Многие совестливые дворянские мальчики безотчётно томились в детстве тем же жгучим недоумением. Но с годами принимали незаслуженные дары уже с охотой и без раскаянья, позабыв о прошлом смятении. Миша Лермонтов не забывал. Таким уж он уродился. Елизавета Алексеевна, слепая ко всем и всему, полная барственного пренебрежения не только к малым сим, но частенько и к ровням, над Мишенькой парила горчайшим ястребом, видя и замечая всё, что до него касалось.

Бывало, она с беспокойством следила, как ещё неуверенно ковыляющий ребёнок, обрадовавшись первому весеннему цветку на бледной мохнатой ножке, дотрагивался пальчиками до сырых комьев нагретой земли.

— Что ты, Мишынька? — спрашивала бабка, уловив в огромных глазах неожиданную муку, так не соответствующую первому радостному движению к проклюнувшейся травинке. — Чему испугался, голубчик?

— Холодно и тепло... Почему? — невнятно лепетал ребёнок.

— Унесите с солнышка, — приказывала Елизавета Алексеевна нянькам. — Головку напекло.

А на самом деле его впервые поразил контраст ожившего и ещё мёртвого, тянувшегося к солнцу и недвижимого.

Бабушка не умела относиться к детским страхам Мишеньки с лёгкой успокаивающей улыбкой.
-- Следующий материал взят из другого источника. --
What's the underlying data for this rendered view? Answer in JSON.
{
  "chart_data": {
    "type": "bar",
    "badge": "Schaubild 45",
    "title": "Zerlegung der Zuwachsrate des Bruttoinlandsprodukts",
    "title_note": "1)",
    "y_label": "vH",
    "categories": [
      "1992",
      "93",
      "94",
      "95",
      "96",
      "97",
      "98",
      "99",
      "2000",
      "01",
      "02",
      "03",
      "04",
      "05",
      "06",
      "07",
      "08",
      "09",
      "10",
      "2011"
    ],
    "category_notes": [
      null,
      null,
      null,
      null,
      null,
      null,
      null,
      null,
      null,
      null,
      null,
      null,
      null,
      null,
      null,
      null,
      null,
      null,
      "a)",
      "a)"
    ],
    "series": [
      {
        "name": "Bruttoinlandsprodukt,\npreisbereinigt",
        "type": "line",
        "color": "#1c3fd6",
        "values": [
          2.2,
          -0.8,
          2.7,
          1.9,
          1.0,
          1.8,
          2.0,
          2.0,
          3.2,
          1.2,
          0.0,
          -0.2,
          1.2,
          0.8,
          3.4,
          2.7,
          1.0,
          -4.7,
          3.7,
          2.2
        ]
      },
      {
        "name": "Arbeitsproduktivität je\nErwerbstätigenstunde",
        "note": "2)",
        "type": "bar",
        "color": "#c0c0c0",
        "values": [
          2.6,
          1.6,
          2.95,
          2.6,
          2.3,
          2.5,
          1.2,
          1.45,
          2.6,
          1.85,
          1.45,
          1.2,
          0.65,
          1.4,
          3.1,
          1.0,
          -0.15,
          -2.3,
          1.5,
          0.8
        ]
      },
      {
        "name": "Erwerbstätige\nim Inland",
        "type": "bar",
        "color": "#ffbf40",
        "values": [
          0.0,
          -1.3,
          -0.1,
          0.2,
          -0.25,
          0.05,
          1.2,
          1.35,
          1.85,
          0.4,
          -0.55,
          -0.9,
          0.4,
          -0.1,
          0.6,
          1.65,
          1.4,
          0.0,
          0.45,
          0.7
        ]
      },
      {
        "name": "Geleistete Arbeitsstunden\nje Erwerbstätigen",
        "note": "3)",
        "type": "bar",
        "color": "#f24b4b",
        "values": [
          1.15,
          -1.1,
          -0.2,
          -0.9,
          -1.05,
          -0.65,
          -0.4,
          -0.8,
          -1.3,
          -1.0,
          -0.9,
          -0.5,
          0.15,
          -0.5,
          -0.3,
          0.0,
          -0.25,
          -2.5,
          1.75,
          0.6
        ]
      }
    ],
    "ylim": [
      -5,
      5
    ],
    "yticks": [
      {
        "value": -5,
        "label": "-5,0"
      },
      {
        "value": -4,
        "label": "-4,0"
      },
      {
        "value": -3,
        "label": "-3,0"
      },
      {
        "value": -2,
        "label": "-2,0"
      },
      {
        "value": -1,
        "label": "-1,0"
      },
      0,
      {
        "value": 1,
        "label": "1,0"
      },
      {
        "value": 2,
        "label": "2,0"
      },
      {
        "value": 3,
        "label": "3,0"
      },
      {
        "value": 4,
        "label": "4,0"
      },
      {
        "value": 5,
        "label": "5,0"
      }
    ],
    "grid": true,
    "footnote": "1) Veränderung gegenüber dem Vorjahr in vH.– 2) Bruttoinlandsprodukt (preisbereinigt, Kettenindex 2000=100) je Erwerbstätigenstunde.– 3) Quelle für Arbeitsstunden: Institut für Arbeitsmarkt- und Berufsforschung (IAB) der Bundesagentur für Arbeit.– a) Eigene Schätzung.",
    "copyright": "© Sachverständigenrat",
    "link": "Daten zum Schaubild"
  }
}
Она или придавала им слишком много значения, искала в напугавшей ребёнка мимолётной тени птичьего крыла зловещее предзнаменование, или отмахивалась, обижая и ожесточая его. Внутренняя память невольно путала в её восприятии большеголового неуклюжего внука, его легко застывающий сосредоточенный взгляд, с образом грациозной девочки, податливой на ласку, чьи тёмные глазки, увеличившись в размере и погрустнев, теперь снова жили на лице её сына...

«Господи, прости меня, грешную», — суеверно шептала бабушка, отгоняя наваждение и любя внука ещё более отчаянно и самоотречённо.

Привычное раздражение от бабушкиного деспотизма (деспотизма обожания, покорности ему!) рано пробудило в нём необходимость независимого взгляда вокруг. Как полагаться на других, если одни лгут из любви, а другие потворствуют из страха? И то и другое становилось одинаково мерзко Мише, едва он выбрался из младенческих платьиц.

Мир без авторитетов — опасная обстановка детства!